System Test Console with Adapter and Computer, and Platform on pedestal at Volkel, NL

- MATS (mobile automated test system) (RNlAF operated the MATS not at flightline but shop level.)
- Line test analyzer
- Gyro bias test set

=== Base level maintenance ===
At base (nav)shop level the platform, computer and adapter units were tested and repaired using the following test equipment :

- System test console (STC).
- Bench test console (BTC).

Platform functional test console and platform on pedestal at DELM, Rhenen, NL

=== Depot level maintenance ===
For repairs beyond the capabilities of base level, the RNlAF Electronics Depot (DELM, at Rhenen) was equipped with specific test equipment and tooling to handle the (higher) depot level repairs of the LN-3 system.

The main test stations in use were:

- Platform functional test console (PFTC).
- Module test console.

=== Industry support ===
The repair of the system's sensors, gyros and accelerometers, was performed by Litton. The RNlAF had its sensors repaired by Litton Canada, which also provided all necessary spare parts.
Other European users relied on German or Italian subsidiaries/licensees as LITEF at Freiburg and Hamburg.

== LN-3 units on display ==
=== Germany ===
- The Wehr Technische Studiensammlung (WTS) at Koblenz.
Exhibit of the LN3-2A system (without Alert Align Unit) in a vitrine.
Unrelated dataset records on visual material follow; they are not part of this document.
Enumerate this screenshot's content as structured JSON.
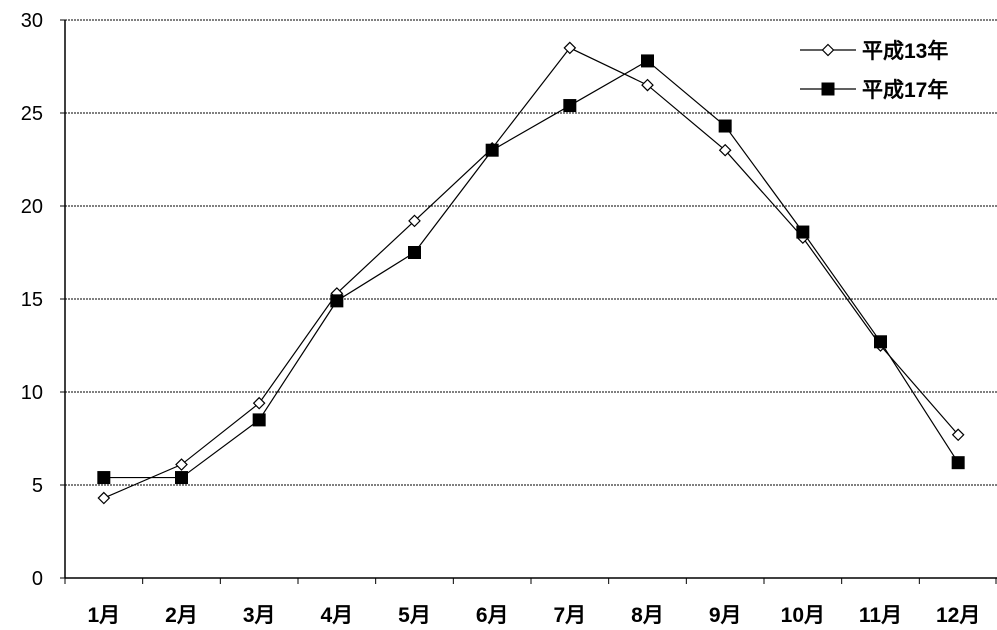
{
  "chart_data": {
    "type": "line",
    "title": "",
    "xlabel": "",
    "ylabel": "",
    "categories": [
      "1月",
      "2月",
      "3月",
      "4月",
      "5月",
      "6月",
      "7月",
      "8月",
      "9月",
      "10月",
      "11月",
      "12月"
    ],
    "ylim": [
      0,
      30
    ],
    "yticks": [
      "0",
      "5",
      "10",
      "15",
      "20",
      "25",
      "30"
    ],
    "grid": "horizontal dashed",
    "legend_position": "top-right",
    "series": [
      {
        "name": "平成13年",
        "marker": "open-diamond",
        "color": "#000000",
        "values": [
          4.3,
          6.1,
          9.4,
          15.3,
          19.2,
          23.1,
          28.5,
          26.5,
          23.0,
          18.3,
          12.5,
          7.7
        ]
      },
      {
        "name": "平成17年",
        "marker": "filled-square",
        "color": "#000000",
        "values": [
          5.4,
          5.4,
          8.5,
          14.9,
          17.5,
          23.0,
          25.4,
          27.8,
          24.3,
          18.6,
          12.7,
          6.2
        ]
      }
    ]
  }
}
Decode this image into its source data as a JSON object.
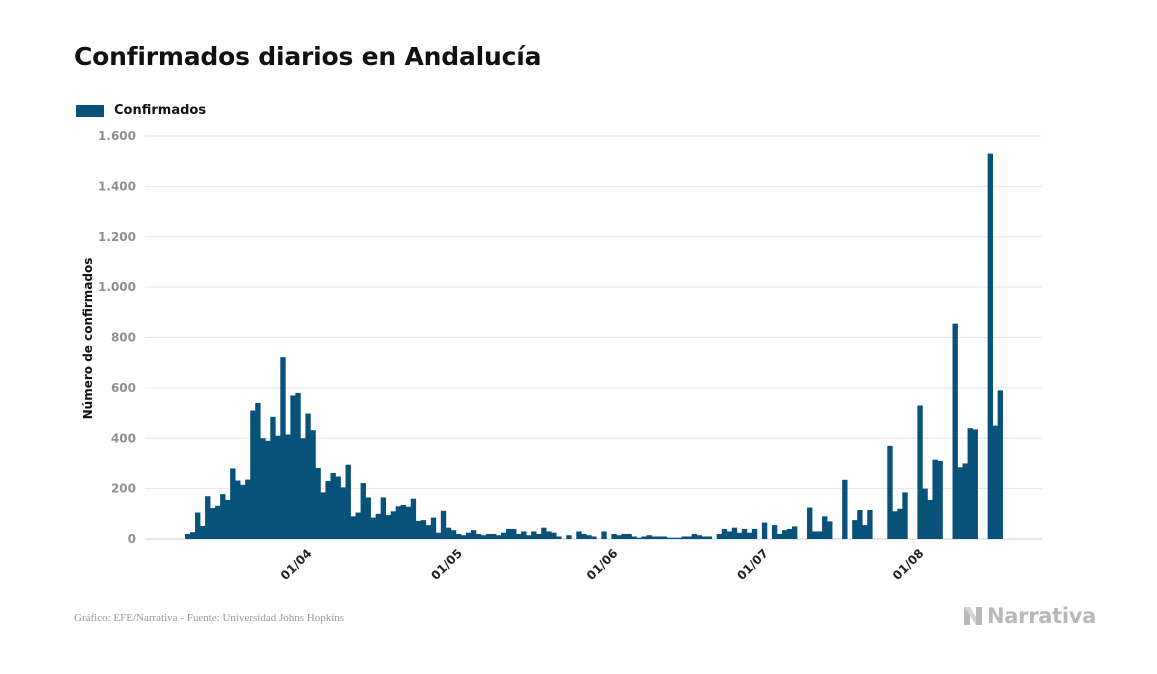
{
  "header": {
    "title": "Confirmados diarios en Andalucía"
  },
  "footer": {
    "source": "Gráfico: EFE/Narrativa - Fuente: Universidad Johns Hopkins",
    "logo_text": "Narrativa"
  },
  "colors": {
    "bar": "#08527a",
    "grid": "#e6e6e6",
    "logo": "#b9b9b9"
  },
  "icons": {
    "logo": "narrativa-logo-icon"
  },
  "chart_data": {
    "type": "bar",
    "title": "Confirmados diarios en Andalucía",
    "xlabel": "",
    "ylabel": "Número de confirmados",
    "ylim": [
      0,
      1600
    ],
    "yticks": [
      0,
      200,
      400,
      600,
      800,
      1000,
      1200,
      1400,
      1600
    ],
    "ytick_labels": [
      "0",
      "200",
      "400",
      "600",
      "800",
      "1.000",
      "1.200",
      "1.400",
      "1.600"
    ],
    "xticks": [
      {
        "label": "01/04",
        "date": "2020-04-01"
      },
      {
        "label": "01/05",
        "date": "2020-05-01"
      },
      {
        "label": "01/06",
        "date": "2020-06-01"
      },
      {
        "label": "01/07",
        "date": "2020-07-01"
      },
      {
        "label": "01/08",
        "date": "2020-08-01"
      }
    ],
    "grid": true,
    "legend_position": "top-left",
    "start_date": "2020-03-09",
    "series": [
      {
        "name": "Confirmados",
        "values": [
          20,
          27,
          105,
          52,
          170,
          123,
          132,
          178,
          155,
          280,
          232,
          215,
          236,
          510,
          540,
          400,
          390,
          485,
          410,
          722,
          415,
          570,
          580,
          400,
          498,
          432,
          282,
          185,
          230,
          262,
          248,
          205,
          295,
          90,
          105,
          222,
          165,
          85,
          100,
          165,
          95,
          110,
          130,
          135,
          128,
          160,
          72,
          75,
          55,
          85,
          25,
          112,
          45,
          35,
          20,
          15,
          25,
          35,
          20,
          15,
          20,
          20,
          15,
          25,
          40,
          40,
          20,
          30,
          15,
          30,
          20,
          45,
          30,
          25,
          10,
          0,
          15,
          0,
          30,
          20,
          15,
          10,
          0,
          30,
          0,
          20,
          15,
          20,
          20,
          10,
          5,
          10,
          15,
          10,
          10,
          10,
          5,
          5,
          5,
          10,
          10,
          20,
          15,
          10,
          10,
          0,
          20,
          40,
          30,
          45,
          25,
          40,
          25,
          40,
          0,
          65,
          0,
          55,
          20,
          35,
          40,
          50,
          0,
          0,
          125,
          30,
          30,
          90,
          70,
          0,
          0,
          235,
          0,
          75,
          115,
          55,
          115,
          0,
          0,
          0,
          370,
          110,
          120,
          185,
          0,
          0,
          530,
          200,
          155,
          315,
          310,
          0,
          0,
          855,
          285,
          300,
          440,
          435,
          0,
          0,
          1530,
          450,
          590
        ]
      }
    ]
  }
}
The platform gimbals can be rotated by the visitor with a remote control box.

=== Netherlands ===
- The HVV (Historische Vliegtuigen Volkel / Historical Fighters Volkel) group at Volkel Air Force Base (NL) has adopted the collection of Navigation Systems of the former DELM / Rhenen museum.
Display of a complete system, running as new. On request explication and demonstration of the system is given.

The LN-3 system was on display at RNlAF Air Force Day's, June 2019 Friday 14 and Saturday 15 at Volkel, Hangar 1.